Dottor Viola, quali sono le caratteristiche delle due comunità dei Cimbri e dei Mòcheni? «Ambedue le minoranze linguistiche, quella della Valle dei Mòcheni e quella di Luserna sono di origine germanofona ossia parlano un tedesco molto antico. I Cimbri sono stati i primi ad arrivare nel nostro territorio, poco dopo l’anno 1000, e sono frutto della migrazione di popolazioni tedesche che dalla Baviera e dal Tirolo sono scesi verso Sud e il territorio di Verona e si sono stanziati sull’altopiano di Asiago. Mentre però le popolazioni dell’altopiano di Asiago e della Lessinia veronese pur avendo la coscienza di essere cimbri hanno perduto la loro lingua, l’antico cimbro è rimasto vivo ancora in questo paesino trentino che è Luserna. In base all’ultimo censimento fatto nell’intera provincia di Trento, quelli che si sono dichiarati cimbri - perché da noi esiste anche questa possibilità - sono circa 800 ma i residenti a Lucerna sono appena trecento e di questi non tutti parlano il cimbro. Questo per dire che siamo ben al di sotto dei numeri per la sopravvivenza di una lingua indicati dall’Unesco. Nonostante ciò la comunità resiste fiera, mantiene la sua lingua e la promuove. Proprio Sei mesi fa è stata pubblicata la prima grammatica cimbra, un avvenimento straordinario per questa piccola comunità».

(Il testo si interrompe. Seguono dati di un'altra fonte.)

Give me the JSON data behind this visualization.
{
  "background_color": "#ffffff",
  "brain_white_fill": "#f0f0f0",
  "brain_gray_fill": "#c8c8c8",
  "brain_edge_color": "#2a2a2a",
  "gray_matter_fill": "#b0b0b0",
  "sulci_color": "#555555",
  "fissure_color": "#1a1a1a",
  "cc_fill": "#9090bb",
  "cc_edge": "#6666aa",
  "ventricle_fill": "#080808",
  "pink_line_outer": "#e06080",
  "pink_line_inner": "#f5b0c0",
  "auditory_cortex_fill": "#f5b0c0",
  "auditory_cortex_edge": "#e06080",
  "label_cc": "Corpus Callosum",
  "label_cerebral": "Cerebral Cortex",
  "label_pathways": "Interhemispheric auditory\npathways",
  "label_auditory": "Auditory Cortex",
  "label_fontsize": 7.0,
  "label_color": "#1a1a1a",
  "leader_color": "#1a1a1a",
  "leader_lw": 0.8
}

Cosa ci dice invece dei mòcheni? «Nel Trentino orientale ai confini con la provincia di Vicenza, c’è una piccola valle straordinariamente bella, incontaminata che è la valle dei mocheni (Bersntoler), attraversata dal torrente Fersina. Sono pochi comuni che contano un migliaio di abitanti. I mocheni son arrivati in Trentino intorno al 1300/1400 attirati dal lavoro delle miniere. Originariamente questi bravi lavoratori tedeschi si sono insediati nella valle e hanno dato ad essa una struttura abitativa tedesca costruendo i loro tipici “masi” (fattorie) e assumendo la forma di paese diffuso e non aggregato come i nostri. In questa valle i Mòcheni hanno mantenuto la loro identità, hanno costruito un importante Museo, hanno reso abitabile un antico “maso”, hanno ripristinato l’antico mulino ad acqua e poi a 1700 metri di altezza hanno reso praticabile una antica miniera che ripropone il loro lavoro originario. Tutti luoghi oggi resi visitabili per far conoscere le loro tradizioni».
Come esprimono le due comunità la loro etnia? «L’intensità della difesa e della volontà di mantenere viva la lingua e la loro identità è sostanzialmente la stessa, diverse sono le caratteristiche con cui si esprime questa intensità. Luserna è più aperta agli influssi italiani e perciò ha dovuto resistere di più per mantenere la lingua. La Val dei Mòcheni invece è più isolata e per molti versi questo isolamento ha rappresentato un vantaggio per la difesa della loro etnia. Voglio ricordare però che ambedue le comunità nel secondo dopoguerra, quando la cultura dominante non era aperta e sensibile alle minoranze linguistiche, hanno ricevuto aiuto dalla Baviera. Ossia molte associazioni bavaresi hanno dato concreto sostegno economico per le iniziative atte a salvaguardare la sopravvivenza dell’etnia cimbra e mòchena».